- Born: Florence Carson Warfield September 25, 1869 Boonville, Missouri United States
- Died: April 5, 1958 (aged 88)
- Resting place: Beulah Cemetery Beulah, Mississippi
- Occupations: historian; socialite;
- Spouse: Walter Sillers
- Children: 6 (including Walter and Florence)
- Parent(s): Elisha Warfield Mary Anderson Carson
- Writing career
- Notable works: History of Bolivar County, Mississippi

= Florence Warfield Sillers =

American socialite and historian

Florence Carson Warfield Sillers (September 25, 1869 – April 5, 1958) was an American socialite and historian. A member of an influential American family with colonial ties, Sillers was a prominent figure of Mississippi society and was a founding member of the Mississippi Delta Chapter of the Daughters of the American Revolution. She was a member of multiple lineage and historical societies including the Colonial Dames of America, the National Society Magna Charta Dames and Barons, and the Mississippi Historical Society. In 1948 she published the History of Bolivar County, Mississippi, a book on the history of Bolivar County that glorified the Confederacy and contributed to the Lost Cause narrative.

== Biography ==
Sillers was born on September 25, 1869, in Booneville, Missouri, and grew up in Louisiana and Mississippi. She was the daughter of Colonel Elisha Warfield and Mary Anderson Carson. Her father, a planter who owned a plantation in Bolivar County, Mississippi, near Rosedale, served as a Confederate Officer in the 2nd Arkansas Infantry Regiment during the American Civil War. Her paternal ancestors had come from Great Britain to the Province of Maryland in the 17th century. Sillers was the great-granddaughter of the physician and horse-breeder Elisha Warfield and a grandniece of the suffragist Mary Jane Warfield Clay.

In 1887, at the age of seventeen, she married Walter Sillers, a lawyer and member of a prominent Mississippi Delta family, and had six children; Anna Farrar Sillers, Mary Sillers Skinner, Florence Sillers Ogden, Walter Sillers Jr., Evelyn Sillers Pearson, and Lillian Burrill Sillers Holleman. She was his second wife. Her husband owned several plantations in Bolivar County and was a Mississippi Democratic executive committee member. She lived with her family in a Victorian style mansion on Levee Street in Rosedale.

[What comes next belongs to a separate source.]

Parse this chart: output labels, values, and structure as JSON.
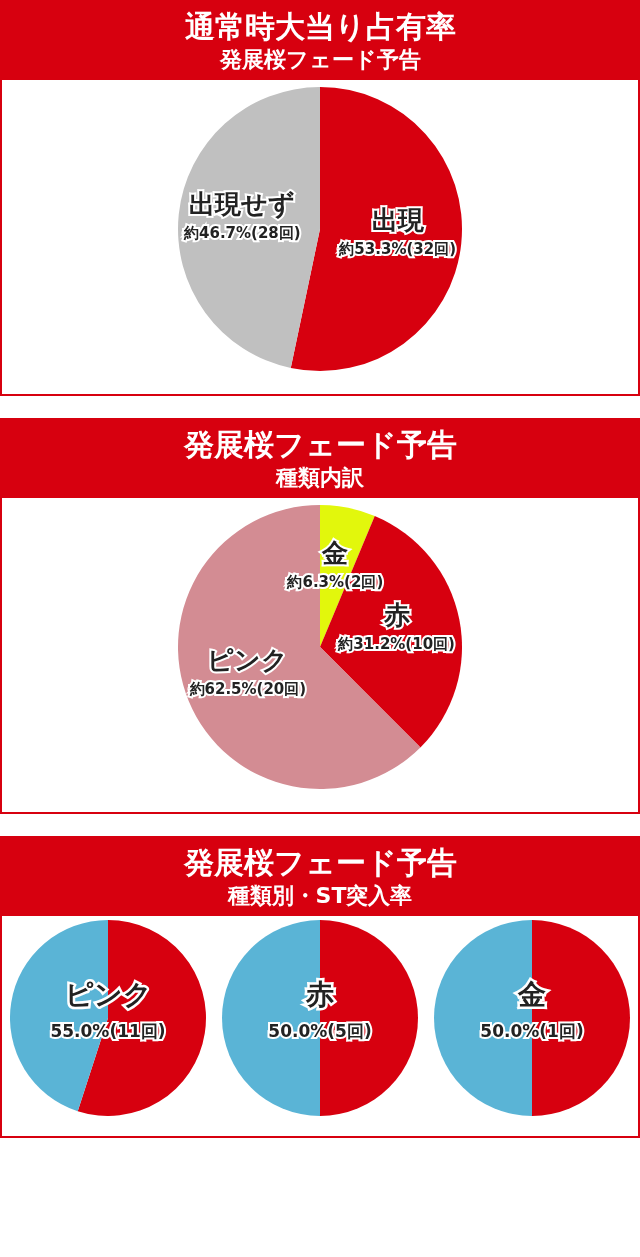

As a prominent society figure in Mississippi, Sillers was member of multiple social societies and civic organizations including local chapters of the Colonial Dames of America, American Farm Bureau Federation, American Red Cross, Mississippi Delta Council, and the Rosedale Country Club. She was a member of the Methodist Episcopal Church and served as treasurer of the King's Daughters Hospital of Rosedale for twenty years. She was also a member of the Texas State Historical Association and the Mississippi Historical Society. Sillers was a founding member of the Mississippi Delta Chapter of the Daughters of the American Revolution. She later served as regent of the Chapter. In 1948 Sillers authored a book on the history of Bolivar County, titled History of Bolivar County, Mississippi, that glorified the Antebellum South and the Confederate States of America. Sillers was also a member of the National Society Magna Charta Dames and Barons, a society for descendants of signers of Magna Carta.

Sillers died on April 5, 1958, and is buried at Beulah Cemetery in Beulah, Mississippi.